Roman, I might try your patch but, even if it works, I won't be confident about thread-safety ...
Anyway it's great to see you still so involved in OpenCascade, working to make it better !

I was wondering if this workaround solution is of interest:
* Instead of running the code (using non-reentrant OCC classes) in a thread, run it inside a separated "heavy" process
* Create a memory segment shared by all the worker processes where the input data is copied.
* Make each process outputs its result in the shared memory segment

The solution is heavier than threading, put it should work. What is your opinion about it ?
What would OpenCascade team recommend ?

Roman Lygin's picture

Hi Hugues,

Going from shared to distributed memory (from multi-threading to multi-processing) is a common pattern to overcome thread-safety issues. So this will certainly work for the case you describe. I myself considered this for a use case where a 3rd-party code was involved, but this did not materialize.

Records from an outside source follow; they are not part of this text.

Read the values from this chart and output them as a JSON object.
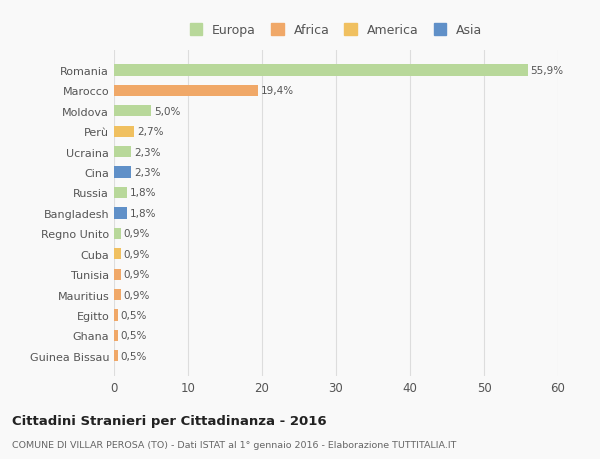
{
  "categories": [
    "Romania",
    "Marocco",
    "Moldova",
    "Perù",
    "Ucraina",
    "Cina",
    "Russia",
    "Bangladesh",
    "Regno Unito",
    "Cuba",
    "Tunisia",
    "Mauritius",
    "Egitto",
    "Ghana",
    "Guinea Bissau"
  ],
  "values": [
    55.9,
    19.4,
    5.0,
    2.7,
    2.3,
    2.3,
    1.8,
    1.8,
    0.9,
    0.9,
    0.9,
    0.9,
    0.5,
    0.5,
    0.5
  ],
  "labels": [
    "55,9%",
    "19,4%",
    "5,0%",
    "2,7%",
    "2,3%",
    "2,3%",
    "1,8%",
    "1,8%",
    "0,9%",
    "0,9%",
    "0,9%",
    "0,9%",
    "0,5%",
    "0,5%",
    "0,5%"
  ],
  "colors": [
    "#b8d89a",
    "#f0a868",
    "#b8d89a",
    "#f0c060",
    "#b8d89a",
    "#6090c8",
    "#b8d89a",
    "#6090c8",
    "#b8d89a",
    "#f0c060",
    "#f0a868",
    "#f0a868",
    "#f0a868",
    "#f0a868",
    "#f0a868"
  ],
  "legend": [
    {
      "label": "Europa",
      "color": "#b8d89a"
    },
    {
      "label": "Africa",
      "color": "#f0a868"
    },
    {
      "label": "America",
      "color": "#f0c060"
    },
    {
      "label": "Asia",
      "color": "#6090c8"
    }
  ],
  "title": "Cittadini Stranieri per Cittadinanza - 2016",
  "subtitle": "COMUNE DI VILLAR PEROSA (TO) - Dati ISTAT al 1° gennaio 2016 - Elaborazione TUTTITALIA.IT",
  "xlim": [
    0,
    60
  ],
  "xticks": [
    0,
    10,
    20,
    30,
    40,
    50,
    60
  ],
  "bg_color": "#f9f9f9",
  "grid_color": "#dddddd",
  "bar_height": 0.55
}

You however should understand the implications of this vs multi-threading, for instance:
- Higher start up costs: forking processes each time for parallel region would introduce too much overhead and can kill your performance gain. An alternative is to use specific process managers (they are usually part of MPI implementations). Another aspect is that each worker might need to load/receive data before starting processing it.
- Higher memory footprint costs: each process will create its own set of working temporary data (e.g. OCC allocates some memory even if it may never use it). Depending on your algorithm you might have to read entire input model while processing only a chunk of it.
- Higher development costs: you will have to implement communication scheme between the process ranks. You might either use standard solution (MPI) or design your own IPC (inter-process communication).
- Poorer work balance: unlike dynamic scheduling (e.g. brought by TBB) you will likely have to implement static scheduling - distributing 1/n of work space to each process. If the input model has imbalance (which is likely so), you will encounter imbalance across the processes. The master and other workers may wait for one worker crunching with a more complex piece of work.

On the up side:
- Greater confidence of no data race. If your processes are single threaded, no data races inside.
- Greater scalability (from single node to cluster). Once you have made transition to multi-processing (esp. with MPI-based solution) then you get scalability to more than single node. Using fast network technologies (Infiniband) will give your scalability beyond SHM (Shared Memory segments on a single node).
- Ability to address greater problem size: going to multi-nodes can allow you to address data sizes which cannot fit into memory on a single node.

So you will have to decide on these and maybe other factors. If you wish, drop me an email at roman dot lygin at gmail dot com, so we can dive into more details.

Hope this helps.
Roman

P.S. MPI is Message Passing Interface, the industry standard programming model for multi-processing communications.